Inmate: The Rise of Danny Trejo chronicles the life of actor Danny Trejo and the incredible hurdles he overcame to get to where he is today. At such a turbulent moment in history when everyone could use a little extra inspiration, this film could not have come at a better time. Directed and co-written by Brett Harvey, this film depicts how Danny went from living the life of a criminal to becoming a Hollywood actor and using his platform for good. So how did a man that was once robbing stores at gun point and once faced the death penalty become one of Hollywood’s most recognized faces? I spoke with Brett Harvey and Producer Adam Scorgie to learn more about Danny’s life story and how this film will impact viewers.
While many may recognize Danny Trejo from films such as Spy Kids, Machete, and from Dusk til Dawn, to name a few, what many don not know about his life is that “he was once a drug addict facing execution” said Brett. After throwing a rock during the Cinco de Mayo riots at San Quentin, in 1968, he was accused of intentionally hitting a lieutenant and was put on death row for a year. However, after he managed to come out of it alive he decided to turn his life around. Danny started to attend AA meetings, and dedicated the rest of his life to doing good. Then one fortuitous day in 1985 led to him being asked to play a role in Runaway Train and from that day forward, a Hollywood star was born.
Despite continuing to have a successful acting career since, Brett says “[Danny’s] talks that are able to make an impact, is what he believes is his greatest achievement.” Danny frequently visits prisons to speak with individual’s about how they can turn their lives around. From youth to grown men, Brett adds, “he walks into a room of 40 prisoners and they’re all silent, listening, respecting what he has to say.” Because a lot of the youth he speaks in front of recognize him from his films, his words resonate differently with them. Here’s a man that was once in a similar position and arguably worse and was able to change the way he lived his life. There’s a certain level of respect and motivation that comes from listening to a man like Danny Trejo speak.
When asked about why they decided to make this film, Brett said, “everyone around him knew that a documentary needed to be done on his life. Out of every celebrity we’ve ever seen, Danny’s story is an epic piece that needs to be to told.” “There are tons of things he’s gone through, it almost seems at times that he was a fictional character. What, he’s managed to survive, from all of these prisons to stabbings,” it’s an incredible story that needed to be told added Adam. “But the part that made us really want to tell Danny’s story is when you see how much the guys trying to payback He still believes that God tells him, you’re almost there Danny. You’ve almost got the gates of heaven open but you still got a little more work to do.”
The duo started shooting this film 3 years ago, and would often meet up with Danny and listen to his stories that often seemed unbelievable. They managed to successfully transfer his narrative onto the screen and what came of it was, Inmate #1: The Rise of Danny Trejo.
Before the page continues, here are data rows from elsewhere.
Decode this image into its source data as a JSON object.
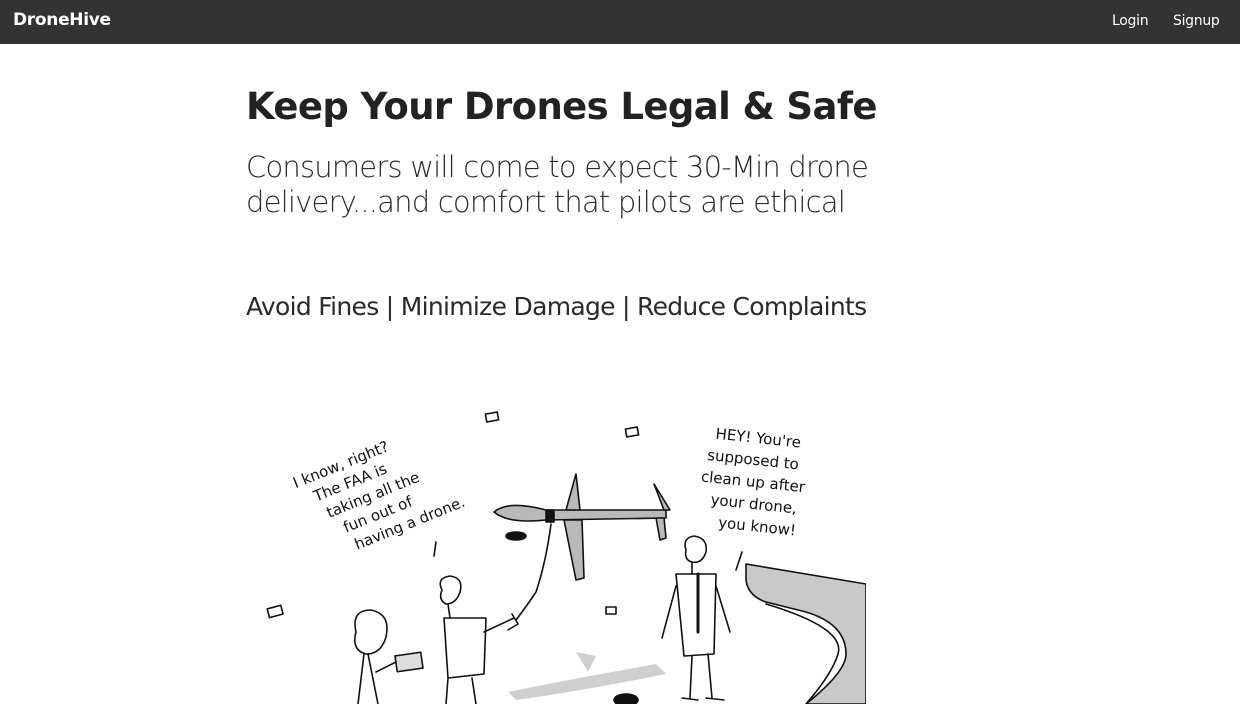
{
  "navbar": {
    "brand": "DroneHive",
    "login_label": "Login",
    "signup_label": "Signup"
  },
  "hero": {
    "headline": "Keep Your Drones Legal & Safe",
    "subhead": "Consumers will come to expect 30-Min drone delivery...and comfort that pilots are ethical",
    "benefits": "Avoid Fines | Minimize Damage | Reduce Complaints"
  },
  "cartoon": {
    "left_speech": [
      "I know, right?",
      "The FAA is",
      "taking all the",
      "fun out of",
      "having a drone."
    ],
    "right_speech": [
      "HEY! You're",
      "supposed to",
      "clean up after",
      "your drone,",
      "you know!"
    ]
  }
}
This is a story of redemption and perseverance that truly makes you believe anything is possible. Brett and Adam have given a platform to a minority actor with a moving life story and given the often lack of representation in Hollywood, I asked Adam and Brett what role they hope to continue to play to change that. Both feel that it is their responsibility as filmmakers to continue to provide a platform for minority voices. Adam has worked on several films helping to tell the stories of minorities like Donovan Bailey and strives to ensure equal opportunity on projects he is on through hiring practices.
While Brett emphasized the importance of the documentary having the power to change the narrative and offer varying perspectives. “For me, the field of documentary making is an attempt to give a voice to stories that need to be told. We’re now living in a time where social media has engulfed the majority of our daily attention. On the positive side, social media has provided exposure to social issues on a scale that has never been seen before. That exposure has been critical when it comes to revealing racism, illuminating socio economic inequalities and lifting up minorities. Would we all know the names Eric Garner, Breonna Taylor, Philando Castile, George Floyd and the many, many others, had it not been for the cultural awakening taking place through social media…? I’m not sure we would. Social media has provided a massive voice to the collective that mainstream news has not. I think one area where social media falls short though, and documentaries can facilitate, is in the ability to provide context through ‘long form’ storytelling and the ability to dive deeper into the personal stories that line the paths of the inequalities taking place. Documentaries have the ability to connect the dots and give more perspective, not only to the history behind why something is happening, but also to what the solutions may be for those issues going forward. That’s a responsibility that all documentary makers should be aware of and be carrying with them as we venture into this culture awakening regarding the racism and social inequalities that still exist in society to this very day.”